Para viver um dia neste hotel se gasta tanto quanto uma família precisa por um mês em sua cidade. Que escândalo, é uma vergonha! Aqui tudo é mentira, esta é a punição da riqueza, coitados dos ricos!

Estou cansadíssimo desta vida aqui. Maior a riqueza, maior é a mentira. Nesta grandeza, estou com saudade da sua casinha pobre, onde se acham corações singelos.

Quantas coisas e pessoas diferentes no mundo! Eu prefiro meus amigos simples e sinceros, humildes e dedicados que encontrei na sua cidade. Estou falando cinco línguas e no fim se mistura tudo. O ambiente é de luxo, de orgulho, de mentira – uma coisa horrorosa.

Preciso utilizar cada minuto para escrever a todos. Estou lhe escrevendo no restaurante. Já precisei adiar meu retorno a S. Vicente – sempre surgem coisas novas a fazer – mas amanhã, sábado, dia 5 de junho vou sair.

Neste turbilhão da grande cidade, estou cansa-díssimo e com vontade de fugir.

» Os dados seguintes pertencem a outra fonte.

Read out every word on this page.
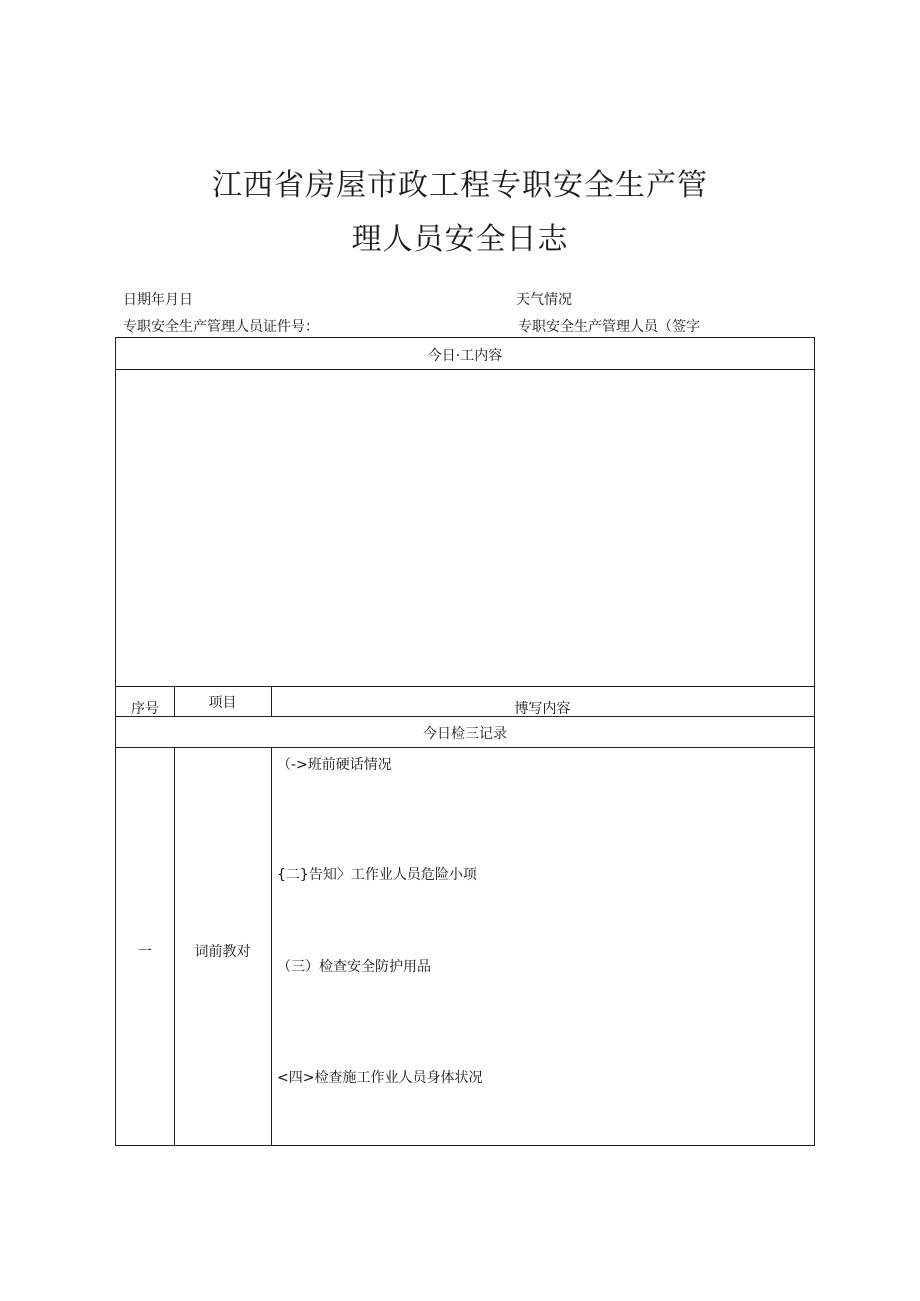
江西省房屋市政工程专职安全生产管
理人员安全日志
日期年月日	天气情况
专职安全生产管理人员证件号：	专职安全生产管理人员（签字
今日·工内容
序号	项目	博写内容
今日检三记录
一	词前教对
（->班前硬话情况
{二}告知〉工作业人员危险小项
（三）检查安全防护用品
<四>检查施工作业人员身体状况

Saudades aos amigos, lembranças ao Clóvis e à família.

Pietro Ubaldi"

COMENTÁRIO

Se o leitor confrontar as duas últimas cartas, vai descobrir o verdadeiro franciscanismo de Pietro Ubaldi. Viveu os dois ambientes, o da pobreza e o da riqueza, em menos de dois meses. Saiu de uma casa pobre, com o telhado à vista, onde permaneceu 11 dias, para um mês depois encontrar-se num ambiente de luxo, conforto e riqueza. Estava ali hospedado com todas as despesas pagas por dois americanos. Ubaldi era famoso e poliglota. Seu interesse estava ligado à divulgação de A Grande Síntese nos Estados Unidos. Já existia em inglês, publicação da LAKE ( Livraria Allan Kardec Editora ), no Brasil. Á medida que o tempo passava, aquela permanência no Copacabana Palace Hotel se tornava um fardo difícil de ser carregado: “Neste turbilhão da grande cidade, estou cansadíssimo e só tenho uma vontade, a de fugir.”

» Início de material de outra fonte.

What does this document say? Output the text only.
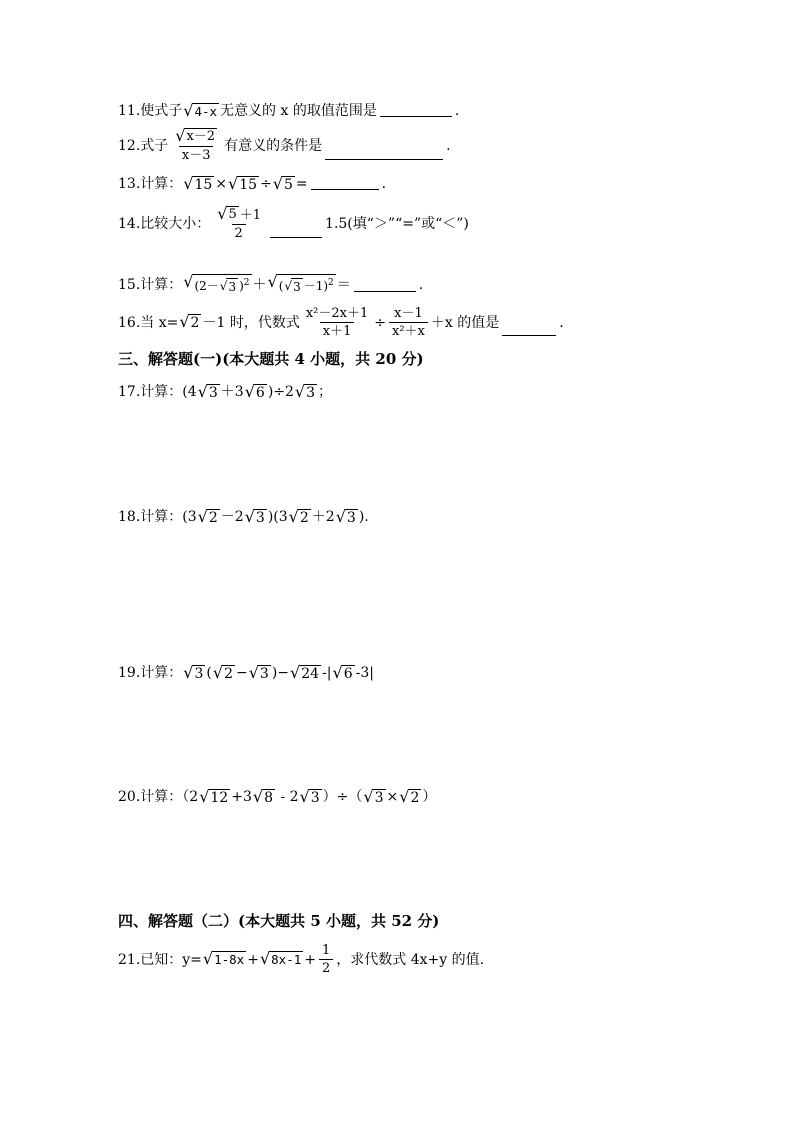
11. 使式子 √ 4-x 无意义的 x 的取值范围是	.
12. 式子 $\frac{√ x-2}{x-3}$ 有意义的条件是	.
13. 计算： √ 15 × √ 15 ÷ √ 5 =	.
14. 比较大小： $\frac{√ 5 +1}{2}$	1.5(填“＞”“=”或“＜”)
15. 计算： √ (2－ √ 3 )$^2$ ＋ √ ( √ 3 －1)$^2$ ＝	.
16. 当 x= √ 2 －1 时，代数式 $\frac{\text{x²－2x＋1}}{x+1} \div \frac{x-1}{\text{x²＋x}} +x$ 的值是	.
三、解答题(一)(本大题共 4 小题，共 20 分)
17. 计算： (4 √ 3 ＋3 √ 6 )÷2 √ 3 ；
18. 计算： (3 √ 2 －2 √ 3 )(3 √ 2 ＋2 √ 3 ).
19. 计算： √ 3 ( √ 2 − √ 3 )− √ 24 -| √ 6 -3|
20. 计算：（2 √ 12 +3 √ 8 - 2 √ 3 ）÷（ √ 3 × √ 2 ）
四、解答题（二）(本大题共 5 小题，共 52 分)
21. 已知：y= √ 1-8x + √ $8x-1 + \frac{1}{2}$ ，求代数式 4x+y 的值.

Depois que o ser descobre o outro mundo, o da grande luz e quando essa luz brilha dentro dele, torna-se impossível viver na escuridão. O ser ligado ao mundo material quando muito reflete a luz que lhe chega do exterior, assim mesmo se houver espírito de retidão e propósito de fazer o bem. Mas, o ser evoluído, ligado ao mundo espiritual, tem luz própria.

Pietro Ubaldi nunca se preocupou com o Francis-canismo exterior, para ser observado e elogiado pelos outros, mas com o interior, bem dentro de si mesmo.

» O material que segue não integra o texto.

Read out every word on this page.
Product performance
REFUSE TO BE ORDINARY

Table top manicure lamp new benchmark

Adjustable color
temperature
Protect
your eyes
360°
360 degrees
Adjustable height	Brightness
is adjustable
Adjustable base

Recordando sua vida – a infância, a juventude e a maturidade (até aos 45 anos) –, ele que conheceu de perto a riqueza e a tudo renunciou, seguindo o exemplo de S. Francisco, não poderia gostar daquele ambiente luxuoso. Exatamente há vinte e sete anos, em 1927, quando fez opção pela pobreza franciscana, escreveu páginas maravilhosas com o título: “Os Ideais Franciscanos diante da Psicologia Moderna” (v. Fragmentos de Pensamento e de Paixão), em que as virtudes franciscanas foram transportadas para nossos dias, experimentou-as e foi vitorioso. Um franciscano autêntico não retrocede, sabe que está evoluindo e se encontra no caminho do paraíso. Diz ele: “As três virtudes franciscanas representam o ciclo da redenção, isto é, a destruição completa do homem e a reconstrução total do super-homem. Elas desejam, antes de mais nada, destruir profundamente a animalidade humana, desferindo-lhe um golpe mortal a fim de eliminá-la. (...) São Francisco, grande senhor de recursos espirituais, foi um mestre de reconstrução.”